There were no facts. There was just him. One man. And not even a beard.





CHAPTER TWELVE




* * *



In the four days that passed between agreeing to chauffeur Miss Feeney’s crippled sister to the beach and the appointed Sunday morning, Dexter’s minimal enthusiasm for the adventure dissipated entirely. His children would not be there. At Thanksgiving dinner, Beth Berringer had unveiled a plan for the entire family to attend church at Saint Monica’s, on York Avenue, as a prelude to volunteering with Bundles for Britain. Bundles was the project of a Park Avenue girl; Dexter dismissed it as society dressed up as war work. There was a lot of that going around.
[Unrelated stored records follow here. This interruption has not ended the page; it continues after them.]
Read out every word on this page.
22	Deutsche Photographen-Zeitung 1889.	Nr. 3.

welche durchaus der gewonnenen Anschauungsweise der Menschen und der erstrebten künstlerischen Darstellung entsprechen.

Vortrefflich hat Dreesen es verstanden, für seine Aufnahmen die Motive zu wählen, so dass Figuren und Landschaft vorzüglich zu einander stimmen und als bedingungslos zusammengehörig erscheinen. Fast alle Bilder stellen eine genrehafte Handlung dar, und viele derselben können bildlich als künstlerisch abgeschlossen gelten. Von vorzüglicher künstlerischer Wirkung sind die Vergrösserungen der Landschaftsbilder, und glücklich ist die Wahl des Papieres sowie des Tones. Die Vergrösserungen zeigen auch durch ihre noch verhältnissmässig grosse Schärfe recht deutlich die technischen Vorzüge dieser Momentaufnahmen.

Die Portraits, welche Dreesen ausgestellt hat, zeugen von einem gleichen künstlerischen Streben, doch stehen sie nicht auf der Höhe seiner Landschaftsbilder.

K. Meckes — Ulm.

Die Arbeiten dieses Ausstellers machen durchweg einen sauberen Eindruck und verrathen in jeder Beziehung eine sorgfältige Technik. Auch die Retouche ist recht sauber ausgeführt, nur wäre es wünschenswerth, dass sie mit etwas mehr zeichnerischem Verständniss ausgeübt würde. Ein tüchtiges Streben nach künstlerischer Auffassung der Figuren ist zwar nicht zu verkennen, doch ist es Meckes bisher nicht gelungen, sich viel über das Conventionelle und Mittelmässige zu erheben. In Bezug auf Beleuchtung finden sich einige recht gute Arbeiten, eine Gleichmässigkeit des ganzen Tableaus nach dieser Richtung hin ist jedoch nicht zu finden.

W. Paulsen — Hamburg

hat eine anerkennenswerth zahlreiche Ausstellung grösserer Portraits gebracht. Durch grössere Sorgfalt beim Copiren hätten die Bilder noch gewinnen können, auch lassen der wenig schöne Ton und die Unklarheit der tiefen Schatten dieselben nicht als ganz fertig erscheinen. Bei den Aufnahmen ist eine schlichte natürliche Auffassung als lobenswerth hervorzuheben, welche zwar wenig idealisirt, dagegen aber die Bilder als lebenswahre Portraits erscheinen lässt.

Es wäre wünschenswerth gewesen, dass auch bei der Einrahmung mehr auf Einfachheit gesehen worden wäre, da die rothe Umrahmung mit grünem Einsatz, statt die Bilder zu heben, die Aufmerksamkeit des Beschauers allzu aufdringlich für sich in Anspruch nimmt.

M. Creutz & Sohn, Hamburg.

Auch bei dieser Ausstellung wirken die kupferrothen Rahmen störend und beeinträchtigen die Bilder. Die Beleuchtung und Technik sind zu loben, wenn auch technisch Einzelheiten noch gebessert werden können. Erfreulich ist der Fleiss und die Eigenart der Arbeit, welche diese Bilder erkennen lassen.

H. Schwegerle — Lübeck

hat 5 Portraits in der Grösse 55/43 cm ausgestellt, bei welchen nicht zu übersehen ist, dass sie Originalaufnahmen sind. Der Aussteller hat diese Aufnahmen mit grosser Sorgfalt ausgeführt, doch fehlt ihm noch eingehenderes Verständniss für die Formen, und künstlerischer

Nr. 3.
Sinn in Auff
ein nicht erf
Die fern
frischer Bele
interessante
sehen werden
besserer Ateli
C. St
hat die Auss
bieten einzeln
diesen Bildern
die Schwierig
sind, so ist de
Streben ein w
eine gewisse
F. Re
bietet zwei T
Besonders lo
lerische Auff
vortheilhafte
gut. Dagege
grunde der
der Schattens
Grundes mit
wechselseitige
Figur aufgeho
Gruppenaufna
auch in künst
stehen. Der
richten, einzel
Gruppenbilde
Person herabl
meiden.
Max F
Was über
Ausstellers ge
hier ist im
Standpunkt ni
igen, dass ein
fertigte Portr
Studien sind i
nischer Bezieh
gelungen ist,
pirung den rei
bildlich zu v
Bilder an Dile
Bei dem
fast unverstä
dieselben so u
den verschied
The old man seemed as eager as he to dodge the proceedings, and invited Dexter instead to lunch and billiards at the Knickerbocker. This was a tempting offer, for both the gorgeous mural at the bar and the aghast looks of the Puritans who recognized him. Had Miss Feeney a telephone, he’d have deferred the appointment as a first step toward making it vanish. But she hadn’t one, and with the holiday, a letter might not arrive in time. The only way out would be not to show up at all, and whatever Dexter might be, he wasn’t a heel. So he told his father-in-law that he’d promised to drive an employee’s crippled sister to the beach that morning, and vowed to join him at the club as soon as he’d finished.

Therefore: No Tabby. No twins or Harriet. A mild day, unseasonably warm for the end of November, eliminating foul weather as an excuse. Miss Feeney’s street looked much as he’d expected, children buzzing around the Cadillac even before he’d parked it. They wouldn’t have seen a Series 62 very often, if ever. Stepping from his automobile, Dexter anchored his hat and tipped back his head, squinting into the glare. A waving hand in an upper window banished his last hope: that Miss Feeney herself might have forgotten.